Bundesinnenministerin Nancy Faeser nannte Merz „geschichtsvergessen“. Die SPD-Politikerin sagte: „CDU und CSU haben heute erstmals im Bund die
demokratische Mitte verlassen.“ Dies sei sowohl ein nationaler Irrweg als auch
unverantwortlich. „Herr Merz weiß nicht, was er angerichtet hat“, sagte die
Innenministerin. So wie er könne nur jemand handeln, der noch nie
Verantwortung getragen habe.
Auch die Grünen-Fraktionsvorsitzende Britta Haßelmann
kritisierte Merz und die Union für ihr Verhalten. „Heute sind zum ersten Mal
Mehrheiten gesucht und billigend in Kauf genommen worden, jenseits der
demokratischen Mitte. Und das, meine Damen und Herren,
verantwortet niemand anders in diesem Land als Sie, die den Kurs so vorgegeben
haben, aus CDU und CSU.“ Sie kritisierte, dass die Union nicht
einmal versucht habe, mit den demokratischen Parteien Kompromisse zu finden.
Linken-Spitzenkandidatin Heidi Reichinnek sagte: „Politischen
Differenzen zum Trotz hätte ich mir niemals vorstellen können, dass eine
christlich-demokratische Partei diesen Dammbruch vollzieht und mit
Rechtsextremen paktiert.“ Sie rief die
Zivilgesellschaft auf, dagegen auf die Straße zu gehen.
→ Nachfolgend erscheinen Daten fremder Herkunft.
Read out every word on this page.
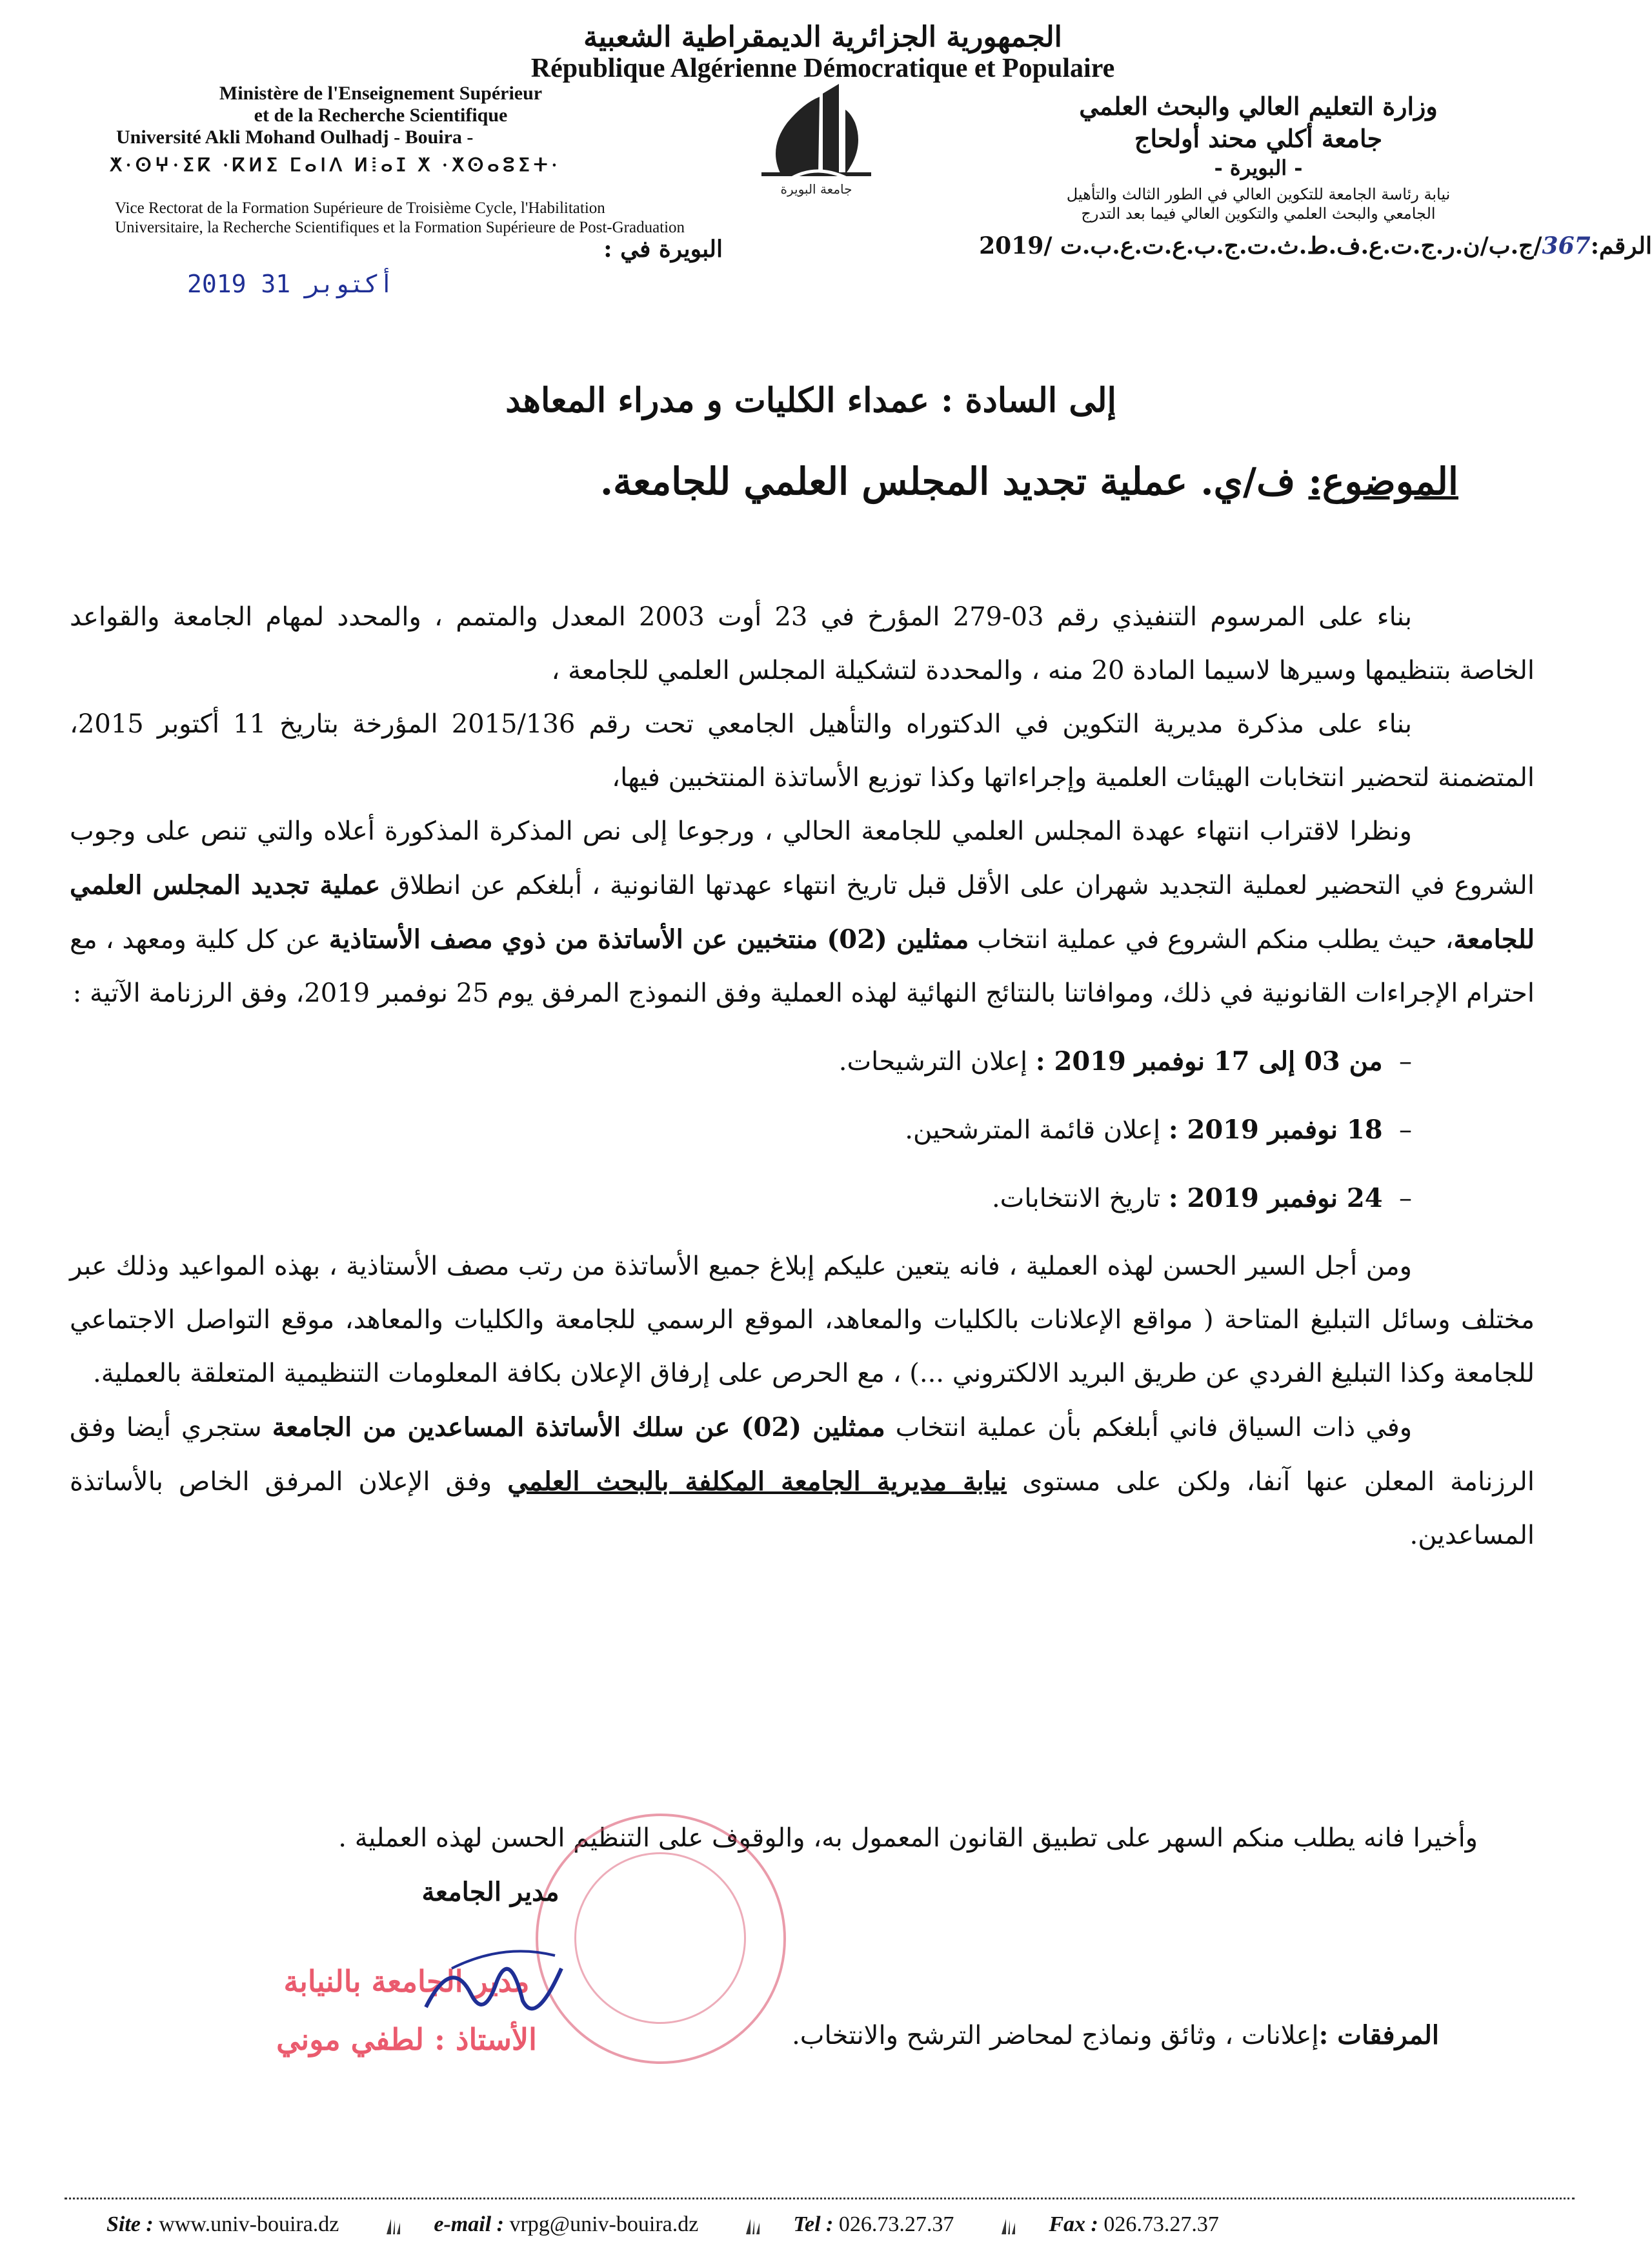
الجمهورية الجزائرية الديمقراطية الشعبية
République Algérienne Démocratique et Populaire
Ministère de l'Enseignement Supérieur
et de la Recherche Scientifique
Université Akli Mohand Oulhadj - Bouira -
ⵅ·ⵙⵖ·ⵉⴽ ·ⴽⵍⵉ ⵎⴰⵏⴷ ⵍⵂⴰⵊ ⵅ ·ⵅⵙⴰⵓⵉⵜ·
Vice Rectorat de la Formation Supérieure de Troisième Cycle, l'Habilitation
Universitaire, la Recherche Scientifiques et la Formation Supérieure de Post-Graduation
جامعة البويرة
وزارة التعليم العالي والبحث العلمي
جامعة أكلي محند أولحاج
- البويرة -
نيابة رئاسة الجامعة للتكوين العالي في الطور الثالث والتأهيل
الجامعي والبحث العلمي والتكوين العالي فيما بعد التدرج
الرقم:367/ج.ب/ن.ر.ج.ت.ع.ف.ط.ث.ت.ج.ب.ع.ت.ع.ب.ت /2019
البويرة في :
2019 أكتوبر 31
إلى السادة : عمداء الكليات و مدراء المعاهد
الموضوع: ف/ي. عملية تجديد المجلس العلمي للجامعة.

بناء على المرسوم التنفيذي رقم 03-279 المؤرخ في 23 أوت 2003 المعدل والمتمم ، والمحدد لمهام الجامعة والقواعد الخاصة بتنظيمها وسيرها لاسيما المادة 20 منه ، والمحددة لتشكيلة المجلس العلمي للجامعة ،

بناء على مذكرة مديرية التكوين في الدكتوراه والتأهيل الجامعي تحت رقم 2015/136 المؤرخة بتاريخ 11 أكتوبر 2015، المتضمنة لتحضير انتخابات الهيئات العلمية وإجراءاتها وكذا توزيع الأساتذة المنتخبين فيها،

ونظرا لاقتراب انتهاء عهدة المجلس العلمي للجامعة الحالي ، ورجوعا إلى نص المذكرة المذكورة أعلاه والتي تنص على وجوب الشروع في التحضير لعملية التجديد شهران على الأقل قبل تاريخ انتهاء عهدتها القانونية ، أبلغكم عن انطلاق عملية تجديد المجلس العلمي للجامعة، حيث يطلب منكم الشروع في عملية انتخاب ممثلين (02) منتخبين عن الأساتذة من ذوي مصف الأستاذية عن كل كلية ومعهد ، مع احترام الإجراءات القانونية في ذلك، وموافاتنا بالنتائج النهائية لهذه العملية وفق النموذج المرفق يوم 25 نوفمبر 2019، وفق الرزنامة الآتية :

–  من 03 إلى 17 نوفمبر 2019 : إعلان الترشيحات.

–  18 نوفمبر 2019 : إعلان قائمة المترشحين.

–  24 نوفمبر 2019 : تاريخ الانتخابات.

ومن أجل السير الحسن لهذه العملية ، فانه يتعين عليكم إبلاغ جميع الأساتذة من رتب مصف الأستاذية ، بهذه المواعيد وذلك عبر مختلف وسائل التبليغ المتاحة ( مواقع الإعلانات بالكليات والمعاهد، الموقع الرسمي للجامعة والكليات والمعاهد، موقع التواصل الاجتماعي للجامعة وكذا التبليغ الفردي عن طريق البريد الالكتروني ...) ، مع الحرص على إرفاق الإعلان بكافة المعلومات التنظيمية المتعلقة بالعملية.

وفي ذات السياق فاني أبلغكم بأن عملية انتخاب ممثلين (02) عن سلك الأساتذة المساعدين من الجامعة ستجري أيضا وفق الرزنامة المعلن عنها آنفا، ولكن على مستوى نيابة مديرية الجامعة المكلفة بالبحث العلمي وفق الإعلان المرفق الخاص بالأساتذة المساعدين.

وأخيرا فانه يطلب منكم السهر على تطبيق القانون المعمول به، والوقوف على التنظيم الحسن لهذه العملية .
مدير الجامعة
مدير الجامعة بالنيابة
الأستاذ : لطفي موني	المرفقات :إعلانات ، وثائق ونماذج لمحاضر الترشح والانتخاب.
Site : www.univ-bouira.dz	e-mail : vrpg@univ-bouira.dz	Tel : 026.73.27.37	Fax : 026.73.27.37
Parteichef Jan van Aken sagte, die Abstimmung sei ein Wendepunkt der
Demokratie. „Wir werden uns noch in Jahrzehnten an diesen Tag heute
erinnern, als die Konservativen und die Faschisten zum ersten Mal seit
vielen Jahrzehnten schon wieder gemeinsame Sache gemacht haben“, fügte er hinzu. Viele
Menschen in Deutschland hätten Angst.
Kritik vom Zentralrat der Juden und den Kirchen
Der Präsident des Zentralrats der Juden, Josef Schuster, sagte: „Ich finde es
enttäuschend, dass die demokratischen politischen Kräfte in unserem Land – auch
in Zeiten des Wahlkampfs – nicht in der Lage waren, sich auf ein gemeinsames
Vorgehen zu einigen und damit der AfD diese Bühne bereitet haben.“
Auch aus den Kirchen kamen kritische Stimmen. Zeitpunkt und
Tonlage der Debatte seien zutiefst befremdlich, sagten die Berliner
Vertreter der katholischen Bischöfe und des Rats der Evangelischen Kirche. Die
Debatte sei „dazu geeignet, alle in Deutschland lebenden Migrantinnen und Migranten
zu diffamieren, Vorurteile zu schüren und trägt unserer Meinung nach nicht zur
Lösung der tatsächlich bestehenden Fragen bei“, teilten Prälatin Anne
Gidion für die evangelische Kirche und Prälat Karl Jüsten für die katholische
Kirche mit. „Wir
befürchten, dass die deutsche Demokratie massiven Schaden nimmt.“
Irme Stetter-Karp vom Zentralkomitee der deutschen Katholiken (ZdK) sagte der Augsburger Allgemeinen, Merz verlasse „wissentlich in der
Frage des Asylrechts den Boden des Grundgesetzes“.